Kafka

最新推荐文章于 2022-06-28 14:34:30 发布

山野闲者

最新推荐文章于 2022-06-28 14:34:30 发布

阅读量225

点赞数

分类专栏： Java 文章标签： kafka

本文链接：https://blog.csdn.net/lantuxin/article/details/110114376

版权

Java 专栏收录该内容

5 篇文章 0 订阅

订阅专栏

1.kafka入门

参考网站：https://kafka.apachecn.org/documentation.html

参考书籍：Kafka：The Definitive Guide

最主要的需要理解kafka的本质：一个消息中间件，或者就是一个消息队列，分布式流处理平台。

组成：生产者、消费者、topic、broker、partition

简单说明：

生产者可以向topic(一个主题，这是一个概念，也可以叫类别)中生产消息。生产者只会向一个topic的其中一个partition生产消息，但是一个partition中会有leader和follower两种角色。leader负责存储消息，follower负责备份同一个topic下的其他消息。

broker的概念更简单（一个broker就是kafka集群中的一台服务器节点）。
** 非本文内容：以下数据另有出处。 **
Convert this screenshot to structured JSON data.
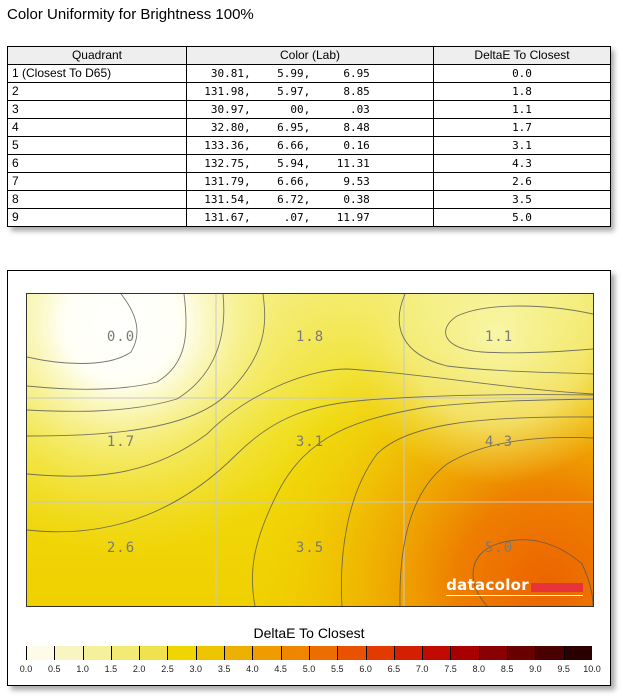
{
  "title": "Color Uniformity for Brightness 100%",
  "table": {
    "headers": [
      "Quadrant",
      "Color (Lab)",
      "DeltaE To Closest"
    ],
    "rows": [
      {
        "quadrant": "1 (Closest To D65)",
        "lab": "   30.81,    5.99,     6.95",
        "deltae": "0.0"
      },
      {
        "quadrant": "2",
        "lab": "  131.98,    5.97,     8.85",
        "deltae": "1.8"
      },
      {
        "quadrant": "3",
        "lab": "   30.97,      00,      .03",
        "deltae": "1.1"
      },
      {
        "quadrant": "4",
        "lab": "   32.80,    6.95,     8.48",
        "deltae": "1.7"
      },
      {
        "quadrant": "5",
        "lab": "  133.36,    6.66,     0.16",
        "deltae": "3.1"
      },
      {
        "quadrant": "6",
        "lab": "  132.75,    5.94,    11.31",
        "deltae": "4.3"
      },
      {
        "quadrant": "7",
        "lab": "  131.79,    6.66,     9.53",
        "deltae": "2.6"
      },
      {
        "quadrant": "8",
        "lab": "  131.54,    6.72,     0.38",
        "deltae": "3.5"
      },
      {
        "quadrant": "9",
        "lab": "  131.67,     .07,    11.97",
        "deltae": "5.0"
      }
    ]
  },
  "chart_data": {
    "type": "heatmap",
    "title": "DeltaE To Closest",
    "grid": {
      "rows": 3,
      "cols": 3
    },
    "values": [
      [
        0.0,
        1.8,
        1.1
      ],
      [
        1.7,
        3.1,
        4.3
      ],
      [
        2.6,
        3.5,
        5.0
      ]
    ],
    "labels": [
      [
        "0.0",
        "1.8",
        "1.1"
      ],
      [
        "1.7",
        "3.1",
        "4.3"
      ],
      [
        "2.6",
        "3.5",
        "5.0"
      ]
    ],
    "contours": true,
    "colorbar": {
      "min": 0.0,
      "max": 10.0,
      "step": 0.5,
      "ticks": [
        "0.0",
        "0.5",
        "1.0",
        "1.5",
        "2.0",
        "2.5",
        "3.0",
        "3.5",
        "4.0",
        "4.5",
        "5.0",
        "5.5",
        "6.0",
        "6.5",
        "7.0",
        "7.5",
        "8.0",
        "8.5",
        "9.0",
        "9.5",
        "10.0"
      ],
      "colors": [
        "#fefce8",
        "#f9f5c2",
        "#f5f09a",
        "#f2ea74",
        "#efe24c",
        "#f0d600",
        "#eec400",
        "#eeb000",
        "#ee9c00",
        "#ee8600",
        "#ec6e00",
        "#e85200",
        "#e23a00",
        "#d42000",
        "#c00a00",
        "#a80000",
        "#880000",
        "#680000",
        "#4a0000",
        "#2a0000"
      ]
    },
    "brand": "datacolor",
    "brand_color": "#e8333a"
  }
}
消费者从指定topic中进行消费，一个消费者组中的N个消费者(所有)不会重复消费一个topic下的内容，这N个消费者不会同时消费同一个partition中的消息（具体可参考：kafka-the-definitive书籍第4章）。即可理解为，一个消费者组是分工完成一个topic下的消费。如果需要多个消费者消费同样的数据，就定义多个消费者组。

1.1 kafka生产者

首先需要创建一个ProducerRecord，ProducerRecord中包含了topic以及发送的消息，也可以设置partition，不设置的话会根据key进行分配（kafka自带的分区器去做），ProducerRecord需要序列化之后才能传入kafka(这个传入网络都需要做序列化)。整个过程描述如下：

We start producing messages to Kafka by creating a ProducerRecord, which must include the topic we want to send the record to and a value. Optionally, we can also specify a key and/or a partition. Once we send the ProducerRecord, the first thing the producer will do is serialize the key and value objects to ByteArrays so they can be sent over the network.
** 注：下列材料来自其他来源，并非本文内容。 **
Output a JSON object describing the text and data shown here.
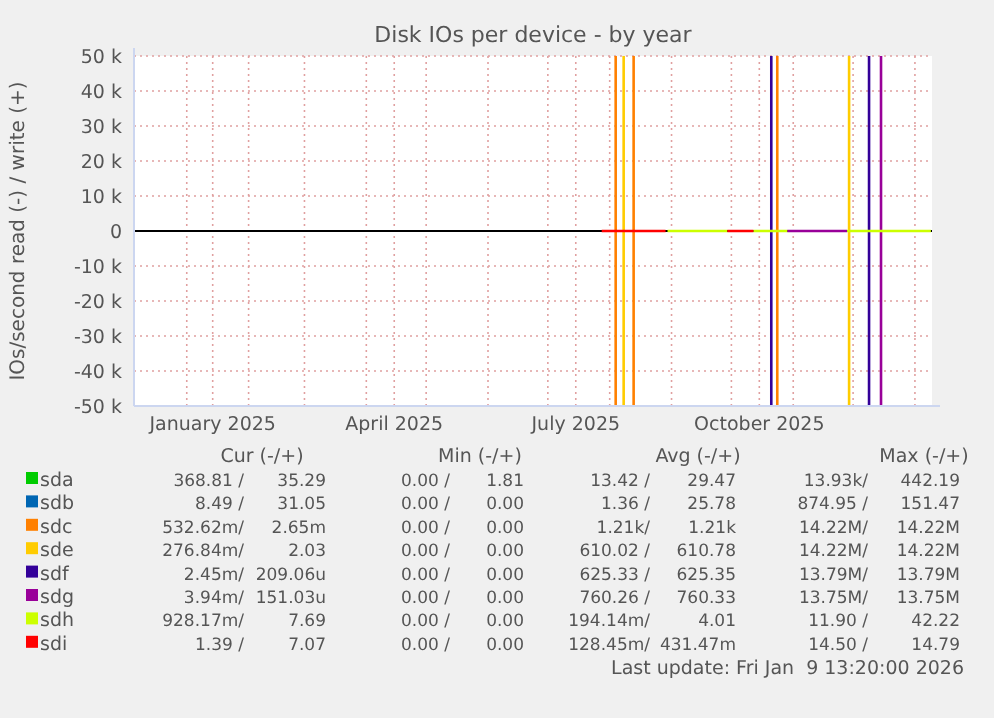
{
  "chart_data": {
    "type": "line",
    "title": "Disk IOs per device - by year",
    "ylabel": "IOs/second read (-) / write (+)",
    "xlim": [
      "2024-12-05T13:20",
      "2026-01-09T13:20"
    ],
    "xticks": [
      {
        "value": "2025-01-01",
        "label": null
      },
      {
        "value": "2025-01-14",
        "label": "January 2025"
      },
      {
        "value": "2025-02-01",
        "label": null
      },
      {
        "value": "2025-03-01",
        "label": null
      },
      {
        "value": "2025-04-01",
        "label": null
      },
      {
        "value": "2025-04-15",
        "label": "April 2025"
      },
      {
        "value": "2025-05-01",
        "label": null
      },
      {
        "value": "2025-06-01",
        "label": null
      },
      {
        "value": "2025-07-01",
        "label": null
      },
      {
        "value": "2025-07-15",
        "label": "July 2025"
      },
      {
        "value": "2025-08-01",
        "label": null
      },
      {
        "value": "2025-09-01",
        "label": null
      },
      {
        "value": "2025-10-01",
        "label": null
      },
      {
        "value": "2025-10-15",
        "label": "October 2025"
      },
      {
        "value": "2025-11-01",
        "label": null
      },
      {
        "value": "2025-12-01",
        "label": null
      },
      {
        "value": "2026-01-01",
        "label": null
      }
    ],
    "ylim": [
      -50000,
      50000
    ],
    "yticks": [
      {
        "value": -50000,
        "label": "-50 k"
      },
      {
        "value": -40000,
        "label": "-40 k"
      },
      {
        "value": -30000,
        "label": "-30 k"
      },
      {
        "value": -20000,
        "label": "-20 k"
      },
      {
        "value": -10000,
        "label": "-10 k"
      },
      0,
      {
        "value": 10000,
        "label": "10 k"
      },
      {
        "value": 20000,
        "label": "20 k"
      },
      {
        "value": 30000,
        "label": "30 k"
      },
      {
        "value": 40000,
        "label": "40 k"
      },
      {
        "value": 50000,
        "label": "50 k"
      }
    ],
    "grid": true,
    "legend": "bottom",
    "marker": "none",
    "line_style": "solid",
    "ref_lines": [
      {
        "axis": "y",
        "value": 0,
        "color": "#000000"
      }
    ],
    "series": [
      {
        "name": "sda",
        "color": "#00cc00"
      },
      {
        "name": "sdb",
        "color": "#0066b3"
      },
      {
        "name": "sdc",
        "color": "#ff8000",
        "x": [
          "2025-08-04",
          "2025-08-04",
          "2025-08-10",
          "2025-08-13",
          "2025-08-13",
          "2025-09-01",
          "2025-10-24",
          "2025-10-24"
        ],
        "values": [
          -50000,
          50000,
          null,
          -50000,
          50000,
          null,
          -50000,
          50000
        ]
      },
      {
        "name": "sde",
        "color": "#ffcc00",
        "x": [
          "2025-08-08",
          "2025-08-08",
          "2025-09-01",
          "2025-11-29",
          "2025-11-29"
        ],
        "values": [
          -50000,
          50000,
          null,
          -50000,
          50000
        ]
      },
      {
        "name": "sdf",
        "color": "#330099",
        "x": [
          "2025-10-21",
          "2025-10-21",
          "2025-11-01",
          "2025-12-09",
          "2025-12-09"
        ],
        "values": [
          -50000,
          50000,
          null,
          -50000,
          50000
        ]
      },
      {
        "name": "sdg",
        "color": "#990099",
        "x": [
          "2025-10-29",
          "2025-11-28",
          "2025-12-05",
          "2025-12-15",
          "2025-12-15"
        ],
        "values": [
          0,
          0,
          null,
          -50000,
          50000
        ]
      },
      {
        "name": "sdh",
        "color": "#ccff00",
        "x": [
          "2025-08-30",
          "2025-09-29",
          "2025-10-05",
          "2025-10-12",
          "2025-10-29",
          "2025-11-10",
          "2025-11-28",
          "2026-01-09"
        ],
        "values": [
          0,
          0,
          null,
          0,
          0,
          null,
          0,
          0
        ]
      },
      {
        "name": "sdi",
        "color": "#ff0000",
        "x": [
          "2025-07-28",
          "2025-08-29",
          "2025-09-15",
          "2025-09-29",
          "2025-10-12"
        ],
        "values": [
          0,
          0,
          null,
          0,
          0
        ]
      }
    ],
    "annotations": [
      "Cur (-/+)",
      "Min (-/+)",
      "Avg (-/+)",
      "Max (-/+)",
      "368.81 / 35.29",
      "0.00 / 1.81",
      "13.42 / 29.47",
      "13.93k/ 442.19",
      "8.49 / 31.05",
      "0.00 / 0.00",
      "1.36 / 25.78",
      "874.95 / 151.47",
      "532.62m/ 2.65m",
      "0.00 / 0.00",
      "1.21k/ 1.21k",
      "14.22M/ 14.22M",
      "276.84m/ 2.03",
      "0.00 / 0.00",
      "610.02 / 610.78",
      "14.22M/ 14.22M",
      "2.45m/ 209.06u",
      "0.00 / 0.00",
      "625.33 / 625.35",
      "13.79M/ 13.79M",
      "3.94m/ 151.03u",
      "0.00 / 0.00",
      "760.26 / 760.33",
      "13.75M/ 13.75M",
      "928.17m/ 7.69",
      "0.00 / 0.00",
      "194.14m/ 4.01",
      "11.90 / 42.22",
      "1.39 / 7.07",
      "0.00 / 0.00",
      "128.45m/ 431.47m",
      "14.50 / 14.79",
      "Last update: Fri Jan  9 13:20:00 2026"
    ]
  }
}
Next, the data is sent to a partitioner. If we specified a partition in the ProducerRecord, the partitioner doesn’t do anything and simply returns the partition we specified. If we didn’t, the partitioner will choose a partition for us, usually based on the ProducerRecord key. Once a partition is selected, the producer knows which topic and partition the record will go to. It then adds the record to a batch of records that will also be sent to the same topic and partition. A separate thread is responsible for sending those batches of records to the appropriate Kafka brokers.

When the broker receives the messages, it sends back a response. If the messages were successfully written to Kafka, it will return a RecordMetadata object with the topic, partition, and the offset of the record within the partition. If the broker failed to write the messages, it will return an error. When the producer receives an error, it may retry sending the message a few more times before giving up and returning an error.

1.2 kafka消费者

消费者消费分多种情况

A.指定topic下有4个partition

①一个消费者组仅一个消费者，包揽指定topic下的所有partition的消费任务；

②一个消费者组两个消费者，两个消费者各自分工消费其中2个partition（具体消费哪两个是可以在程序中指定的），不重合。

③一个消费者组四个消费者，各消费一个partition

④一个消费者组超过4个消费者，会有一个空闲的消费者

B.需要重复消费

这里下面应该是Consumer Group 2，两个消费者组都可以消费到相同的数据。即重复消费。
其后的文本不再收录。